Para incentivar a entrada de empresas aéreas de baixo custo ("low cost") no país, o governo deverá acelerar a revisão de normas de direitos de passageiros da aviação civil.

O presidente da Anac (Agência Nacional de Aviação Civil), Marcelo Guaranys, disse que deverá colocar em consulta pública neste trimestre a resolução sobre como as empresas têm de agir quando há atraso em voos e as regras para a venda de passagem e bagagem. As mudanças estão em estudo desde 2013.

Dentro da minuta que deverá ser submetida a consulta pública, que foi noticiada na edição desta quarta (27) do jornal "O Estado de S. Paulo", há propostas que beneficiam diretamente os passageiros, como o fim da permissão para cobrança de várias punições para a remarcação de passagem e a permissão para que o passageiro devolva a passagem se encontrar outra por valor mais baixo.
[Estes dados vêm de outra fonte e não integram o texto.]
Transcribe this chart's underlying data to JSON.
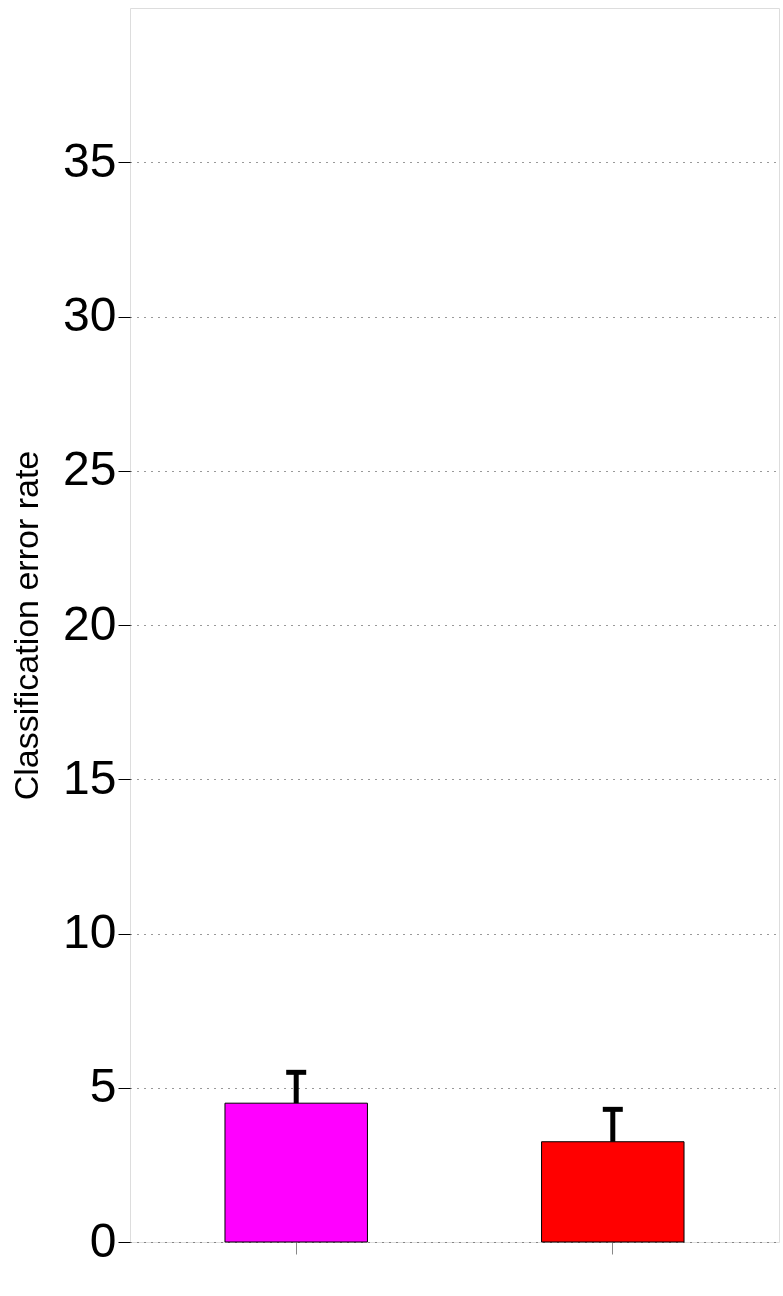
{
  "chart_data": {
    "type": "bar",
    "ylabel": "Classification error rate",
    "categories": [
      null,
      null
    ],
    "values": [
      4.5,
      3.25
    ],
    "colors": [
      "#ff00ff",
      "#ff0000"
    ],
    "errors": [
      [
        4.5,
        5.5
      ],
      [
        3.25,
        4.3
      ]
    ],
    "ylim": [
      0,
      40
    ],
    "yticks": [
      0,
      5,
      10,
      15,
      20,
      25,
      30,
      35
    ],
    "grid": "y",
    "tick_labels": "y"
  }
}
Outras propostas levarão a mais benefícios para as empresas, como a permissão para vender passagens em que só será permitido levar bagagem de mão, por exemplo.
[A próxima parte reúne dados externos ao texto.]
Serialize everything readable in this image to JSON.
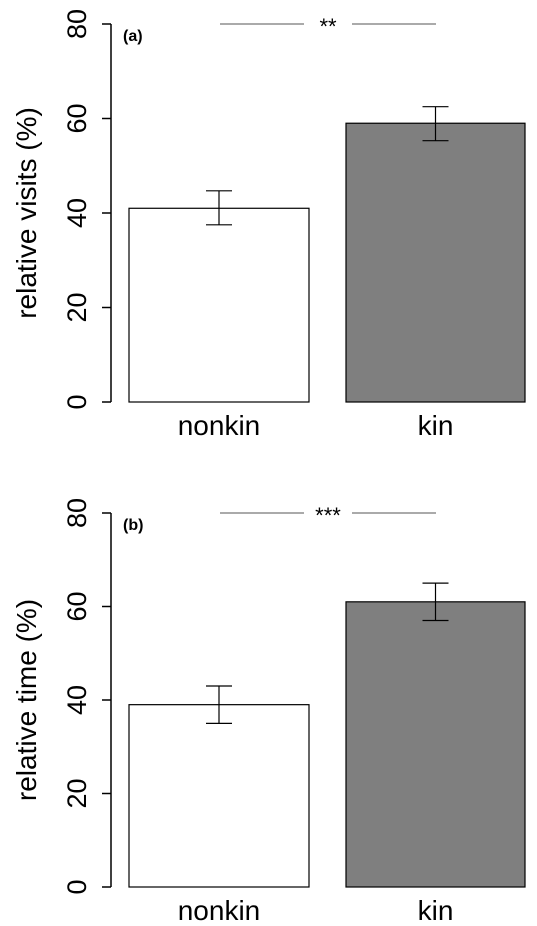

A ideia geral é que as empresas tenham menos custos, inclusive com a redução de disputas judiciais com os passageiros, e com isso possam reduzir o valor das passagens.

Mas, para garantir a redução de preço, segundo Guaranys, será necessário que essas empresas de baixo custo entrem no país. Segundo ele, parte das regras desincentiva a vinda de empresas de baixo custo. Também há a intenção de acabar com a barreira de 20% de capital estrangeiro votante nas empresas nacionais.

"Não conheço nenhum lugar do mundo que garanta duas malas de 32 quilos no transporte internacional."

Para ele, a revisão dessas normas é um processo para continuar incluindo mais passageiros no sistema aéreo.

As empresas aéreas vinha conseguindo, mesmo com aumento de seus custos, reduzir o preço das passagens por causa da maior quantidade de passageiros no sistema. Com o cenário de retração econômica, a situação financeira das companhias se deteriora e não há garantia de que elas continuarão a reduzir os valores das passagens.